Petizione: sì all’inasprimento delle pene per chi aggredisce i poliziotti

Questa settimana è stata lanciata online una petizione, promossa dall’Associazione degli amici delle forze di polizia, che chiede l’inasprimento delle sanzioni per chi aggredisce gli agenti. Le cifre addotte a supporto della richiesta sono certamente preoccupanti. Se nel 2000 in Svizzera le aggressioni ai danni delle forze di polizia denunciate erano 774, nel 2015 si era saliti a 2567, dopo un picco di quasi 3000 nel 2012. Una casistica che ben evidenzia la necessità di agire.

Sentirsi motivati è necessario
Per poter garantire in modo efficace la sicurezza dei cittadini, gli agenti di polizia devono anche sentirsi motivati. Ciò che, è ovvio, diventa ben difficile se si trovano a lavorare in un clima di continua delegittimazione. Eppure è proprio questo che sta accadendo.

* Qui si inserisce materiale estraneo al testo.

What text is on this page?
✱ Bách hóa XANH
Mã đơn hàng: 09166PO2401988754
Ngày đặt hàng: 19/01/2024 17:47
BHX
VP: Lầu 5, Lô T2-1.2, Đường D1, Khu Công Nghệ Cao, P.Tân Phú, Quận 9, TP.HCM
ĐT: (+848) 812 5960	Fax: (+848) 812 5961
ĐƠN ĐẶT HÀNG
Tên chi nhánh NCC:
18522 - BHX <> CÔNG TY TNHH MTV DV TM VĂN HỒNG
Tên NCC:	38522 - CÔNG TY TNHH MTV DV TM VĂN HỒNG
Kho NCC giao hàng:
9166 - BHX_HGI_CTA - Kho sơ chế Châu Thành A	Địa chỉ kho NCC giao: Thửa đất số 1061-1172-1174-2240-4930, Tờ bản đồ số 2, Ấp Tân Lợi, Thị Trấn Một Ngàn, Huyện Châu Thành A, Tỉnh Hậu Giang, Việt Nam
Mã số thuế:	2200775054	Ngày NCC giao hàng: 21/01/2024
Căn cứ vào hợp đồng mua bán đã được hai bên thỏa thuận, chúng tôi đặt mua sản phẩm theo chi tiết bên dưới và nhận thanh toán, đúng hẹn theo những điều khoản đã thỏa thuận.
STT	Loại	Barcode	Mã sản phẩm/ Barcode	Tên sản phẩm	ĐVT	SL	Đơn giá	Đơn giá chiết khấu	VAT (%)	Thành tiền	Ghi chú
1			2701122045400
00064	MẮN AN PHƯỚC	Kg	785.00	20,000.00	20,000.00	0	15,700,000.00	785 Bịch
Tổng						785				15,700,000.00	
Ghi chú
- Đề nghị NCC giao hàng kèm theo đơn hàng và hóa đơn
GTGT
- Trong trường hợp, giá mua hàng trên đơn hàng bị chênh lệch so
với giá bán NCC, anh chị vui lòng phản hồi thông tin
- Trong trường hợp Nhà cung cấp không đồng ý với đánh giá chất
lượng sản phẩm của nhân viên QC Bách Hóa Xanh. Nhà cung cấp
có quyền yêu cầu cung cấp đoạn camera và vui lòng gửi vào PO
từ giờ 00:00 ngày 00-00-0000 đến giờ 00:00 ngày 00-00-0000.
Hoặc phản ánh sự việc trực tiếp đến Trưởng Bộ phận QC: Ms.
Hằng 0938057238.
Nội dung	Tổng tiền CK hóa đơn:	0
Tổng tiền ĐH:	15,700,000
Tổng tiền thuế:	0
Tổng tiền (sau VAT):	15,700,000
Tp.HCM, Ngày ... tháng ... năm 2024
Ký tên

Da un lato ci sono leggi “di manica larga” con pene ridicole per chi commette violenze o minacce nei confronti di autorità nell’esercizio delle proprie funzioni. E’ infatti evidente che sanzioni che non comportano la detenzione non hanno alcun effetto dissuasivo. Perché le pene pecuniarie, specie se sospese condizionalmente, non solo non sono deterrenti, ma costituiscono semmai un invito a perseverare. A maggior ragione, poi, quando la “pecunia” proprio non c’è, come è spesso il caso dei giovani violenti.
Dall’altro c’è il garantismo spinto di certa magistratura buonista, il cui obiettivo sembra essere quello di tutelare i malfattori.
In mezzo c’è la continua delegittimazione delle forze dell’ordine ad opera, ad eempio, delle cerchie spalancatrici di frontiere. Quelle che negano ad oltranza – pur di non dar ragione ai “razzisti e fascisti” – l’evidenza della criminalità d’importazione, e in particolare dei giovani stranieri violenti. E allora, se questa criminalità non esiste, giocoforza azionare la macchina del fango contro chi la combatte: a partire dai poliziotti. Ed in ogni caso, prendersela con chi indossa un’uniforme è quasi un dovere d’ufficio per i politikamente korretti.

Gli sfogatoi
A ciò si aggiunge il proliferare dei social network e dei blog, anche associati a portali d’informazione, che magari beneficiano pure di entrate finanziate col canone radioTV più caro d’Europa. Su questi blog taluni si sentono autorizzati, naturalmente protetti da un coraggiosissimo anonimato, a sfogare ad oltranza le proprie più basse frustrazioni, dando vita ad autentiche cloache, che però i gestori dei siti non hanno alcun problema a tollerare, nell’illusione di un click in più. Prese di mira in questi sfogatoi sono le autorità in generale, e le forze dell’ordine in particolare.

Si sono inoltre aggravati gli atti violenti ad opera di frequentatori di cosiddetti centri autogestiti, evidentemente ringalluzziti dall’eccessiva tolleranza di cui hanno beneficiato. Vedi i recenti scontri a Berna; ma anche a Lugano all’ex Macello abbiamo visto, di recente, inquietanti derive su cui non si può transigere.

Analogie
La situazione delle forze dell’ordine presenta, alla fine, delle analogie con quella, pure attuale, delle vittime di aggressioni al proprio domicilio.

Nel senso che in entrambi i casi la legge – e quindi la società che la emana – deve fare una scelta di campo.
In un caso si tratta di schierarsi con chi è aggredito in casa e che non deve finire sul banco degli imputati perché ha difeso se stesso, i propri congiunti ed i propri averi. Nell’altro si tratta di stare dalla parte degli agenti di polizia che svolgono il proprio lavoro a difesa della collettività. Ma è chiaro che chi serve la collettività deve sentirsi sostenuto, e non messo in croce. Il sostegno parte proprio dallo stabilire sanzioni “vere” – quindi detentive – nei confronti di chi commette violenza contro i poliziotti. Per questo, la petizione online lanciata dagli amici delle forze di polizia merita di venire firmata.